In my cuda program, I use many tensor cores operations like m8n8k4 and even use cusparseSpMV. However, when checking the ncu report, it shows like this: There is no active tensors in my program. The roofline also seems weird. I don't know what happened to it and how to solve it. My Gpu is RTX4070 Laptop. NCU version is
NVIDIA (R) Nsight Compute Command Line Profiler Copyright (c) 2018-2023 NVIDIA Corporation Version 2023.3.0.0 (build 33266684) (public-release)
My command line is ncu -f --launch-count 50 --set full --export profile_rep ./my_program
I am really confused with this problem. Thank you for your time to help me!
I tried to use the command line to check the metrics only about tensor core.
ncu -f --launch-count 50 --metrics sm__inst_executed_pipe_tensor_op_hmma.sum,sm__inst_executed_pipe_tensor_op_dmma.sum,sm__inst_executed_pipe_tensor_op.sum,sm__inst_executed_pipe_tensor_op_hmma.avg.pct_of_peak_sustained_active --export profile_rep ./my_program
However, the metrics show either N/A or 0. I want to know why ncu cannot display the occupancy of tensor cores and how to fix that. If it's due to my mistakes, please don't hesitate to point it out and give me your suggestions.

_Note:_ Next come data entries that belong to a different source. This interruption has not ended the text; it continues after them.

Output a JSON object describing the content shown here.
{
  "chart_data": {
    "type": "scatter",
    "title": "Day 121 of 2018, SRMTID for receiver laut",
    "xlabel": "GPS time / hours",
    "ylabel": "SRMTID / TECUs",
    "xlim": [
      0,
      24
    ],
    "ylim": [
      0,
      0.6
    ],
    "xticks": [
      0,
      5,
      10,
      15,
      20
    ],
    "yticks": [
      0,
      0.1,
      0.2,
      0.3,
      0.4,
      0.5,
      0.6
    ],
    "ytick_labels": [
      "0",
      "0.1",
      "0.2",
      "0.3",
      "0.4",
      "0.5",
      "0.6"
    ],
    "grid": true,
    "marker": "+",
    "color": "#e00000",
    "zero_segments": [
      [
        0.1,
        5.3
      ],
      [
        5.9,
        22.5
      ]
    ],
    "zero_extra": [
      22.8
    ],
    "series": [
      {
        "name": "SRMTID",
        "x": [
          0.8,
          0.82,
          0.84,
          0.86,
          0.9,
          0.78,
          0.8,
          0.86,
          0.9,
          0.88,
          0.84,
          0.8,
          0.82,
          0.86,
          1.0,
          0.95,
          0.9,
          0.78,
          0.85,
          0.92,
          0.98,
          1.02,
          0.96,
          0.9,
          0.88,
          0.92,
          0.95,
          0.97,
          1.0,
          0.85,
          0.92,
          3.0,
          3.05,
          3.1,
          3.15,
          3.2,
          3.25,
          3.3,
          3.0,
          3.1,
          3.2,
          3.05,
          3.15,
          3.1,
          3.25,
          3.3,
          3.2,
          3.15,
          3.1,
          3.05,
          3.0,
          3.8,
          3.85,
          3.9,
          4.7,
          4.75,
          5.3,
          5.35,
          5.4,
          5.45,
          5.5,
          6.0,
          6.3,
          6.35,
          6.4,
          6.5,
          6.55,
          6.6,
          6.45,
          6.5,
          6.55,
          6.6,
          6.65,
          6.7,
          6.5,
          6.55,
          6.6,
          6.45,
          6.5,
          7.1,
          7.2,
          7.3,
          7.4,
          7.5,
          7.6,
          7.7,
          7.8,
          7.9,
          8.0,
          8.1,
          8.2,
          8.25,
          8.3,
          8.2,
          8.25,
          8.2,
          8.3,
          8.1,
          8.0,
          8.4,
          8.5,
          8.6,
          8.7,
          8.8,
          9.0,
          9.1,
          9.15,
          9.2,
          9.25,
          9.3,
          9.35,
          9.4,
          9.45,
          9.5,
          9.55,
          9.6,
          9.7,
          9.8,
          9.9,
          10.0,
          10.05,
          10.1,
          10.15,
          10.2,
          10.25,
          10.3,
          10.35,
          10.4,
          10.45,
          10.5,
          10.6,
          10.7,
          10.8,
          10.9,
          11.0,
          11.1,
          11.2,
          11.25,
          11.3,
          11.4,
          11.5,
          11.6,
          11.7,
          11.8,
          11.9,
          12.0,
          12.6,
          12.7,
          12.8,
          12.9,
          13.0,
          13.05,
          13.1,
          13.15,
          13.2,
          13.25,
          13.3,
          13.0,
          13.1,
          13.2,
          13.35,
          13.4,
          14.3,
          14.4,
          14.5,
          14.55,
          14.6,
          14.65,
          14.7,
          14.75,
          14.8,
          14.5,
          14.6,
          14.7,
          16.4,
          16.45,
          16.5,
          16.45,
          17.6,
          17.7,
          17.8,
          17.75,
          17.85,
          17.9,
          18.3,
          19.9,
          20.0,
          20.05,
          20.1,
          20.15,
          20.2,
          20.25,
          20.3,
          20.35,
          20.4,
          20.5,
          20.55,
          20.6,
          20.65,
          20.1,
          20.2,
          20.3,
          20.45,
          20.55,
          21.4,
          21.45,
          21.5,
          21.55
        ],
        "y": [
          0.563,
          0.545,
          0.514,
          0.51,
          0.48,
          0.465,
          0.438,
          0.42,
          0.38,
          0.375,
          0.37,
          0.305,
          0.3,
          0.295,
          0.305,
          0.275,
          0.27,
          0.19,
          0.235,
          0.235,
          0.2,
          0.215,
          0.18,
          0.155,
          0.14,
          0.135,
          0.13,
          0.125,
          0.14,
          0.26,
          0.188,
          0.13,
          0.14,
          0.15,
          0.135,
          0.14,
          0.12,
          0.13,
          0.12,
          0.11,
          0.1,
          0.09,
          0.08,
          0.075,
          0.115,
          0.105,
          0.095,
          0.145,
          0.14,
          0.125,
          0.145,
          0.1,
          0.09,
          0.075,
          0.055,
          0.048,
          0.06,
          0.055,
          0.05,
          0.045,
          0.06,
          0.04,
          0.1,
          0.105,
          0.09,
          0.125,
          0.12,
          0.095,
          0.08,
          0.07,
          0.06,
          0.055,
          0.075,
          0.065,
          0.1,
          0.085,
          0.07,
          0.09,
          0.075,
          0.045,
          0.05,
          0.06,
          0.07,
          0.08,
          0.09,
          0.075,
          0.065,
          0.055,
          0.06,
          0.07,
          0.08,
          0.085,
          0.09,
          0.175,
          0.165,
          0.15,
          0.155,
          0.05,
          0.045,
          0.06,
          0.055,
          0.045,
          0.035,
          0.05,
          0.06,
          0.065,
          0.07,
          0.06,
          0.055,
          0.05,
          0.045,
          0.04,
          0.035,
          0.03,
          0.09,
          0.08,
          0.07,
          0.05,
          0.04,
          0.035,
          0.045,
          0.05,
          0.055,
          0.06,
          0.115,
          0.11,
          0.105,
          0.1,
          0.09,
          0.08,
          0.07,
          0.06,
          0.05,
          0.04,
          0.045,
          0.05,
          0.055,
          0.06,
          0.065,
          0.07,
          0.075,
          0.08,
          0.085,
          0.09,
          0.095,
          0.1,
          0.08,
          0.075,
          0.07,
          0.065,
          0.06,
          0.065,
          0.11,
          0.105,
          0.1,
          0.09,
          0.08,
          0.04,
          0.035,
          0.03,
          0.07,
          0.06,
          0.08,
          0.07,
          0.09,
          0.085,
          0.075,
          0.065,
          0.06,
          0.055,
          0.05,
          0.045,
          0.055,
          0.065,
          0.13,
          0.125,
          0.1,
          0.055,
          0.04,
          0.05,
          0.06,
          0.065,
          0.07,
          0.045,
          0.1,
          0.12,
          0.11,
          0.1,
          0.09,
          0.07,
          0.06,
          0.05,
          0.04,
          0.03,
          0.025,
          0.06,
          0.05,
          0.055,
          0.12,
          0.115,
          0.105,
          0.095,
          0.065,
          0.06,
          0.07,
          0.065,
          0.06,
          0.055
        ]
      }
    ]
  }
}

In my kernel, I use such a tensor core operation:
__device__ __forceinline__ void mma_m8n8k4_fp16_v2(half *acc, uint32_t *A, half *frag_b)
{
uint32_t const *B = reinterpret_cast<uint32_t const *>(&frag_b[0]);
uint32_t *C = reinterpret_cast<uint32_t *>(&acc[0]);
asm volatile(
"mma.sync.aligned.m8n8k4.row.col.f16.f16.f16.f16"
" { %0, %1, %2, %3 }, "
" { %4, %5 }, "
" { %6, %7 }, "
" { %0, %1, %2, %3 };"
: "+r"(C[0]), "+r"(C[1]), "+r"(C[2]), "+r"(C[3]):
"r"(A[0]), "r"(A[1]), "r"(B[0]), "r"(B[1])
);
}
In this case, nsight compute is not lying to you (I don't think.) Based on the tensorcore (TC) op you have shown, I would not expect any actual TC instructions in the SASS code for that op when running on a cc8.9 GPU such as RTX 40 series GPUs.
That is the proximal reason for the ncu report.
To confirm this, we can use godbolt to study the generated SASS in each of the cases (cc8.9 and cc7.0). We'll modify your code slightly to remove the __forceinline__
directive and to add necessary includes. In the cc8.9 case, the generated SASS shows no evidence of a TC op. In the cc7.0 case, we see the expected TC op. (You cannot modify the behavior here by trying to run code compiled for cc7.0 on your cc8.9 device; that won't work. At a minimum, depending on compilation settings, it would be JIT-recompiled on the fly.)
I believe the "reason" for this can be found in the PTX guide:
Note
mma.sync.m8n8k4 is optimized for target architecture sm_70 and may have substantially reduced performance on other target architectures.
That doesn't say exactly that it will result in a non-TC op, but that is my conjecture. If I had to guess, I would guess that for whatever reason, the chip designers decided that this particular mma op wasn't worthy to be carried forward in the future in TC hardware. Therefore in (at least some) subsequent architectures, there is no TC path, and so an alternate non-TC path is provided for PTX-level compatibility (this is not an example of binary compatibility, but the CUDA model does not require binary compatibility from one compute capability major version to another compute capability major version.)
So I believe you are using a good method (nsight compute SOL compute throughput breakdown is a good starting point to check TC usage, IMO), and the reason that you are getting no indication of TC usage is that there is no TC usage for the example you have shown.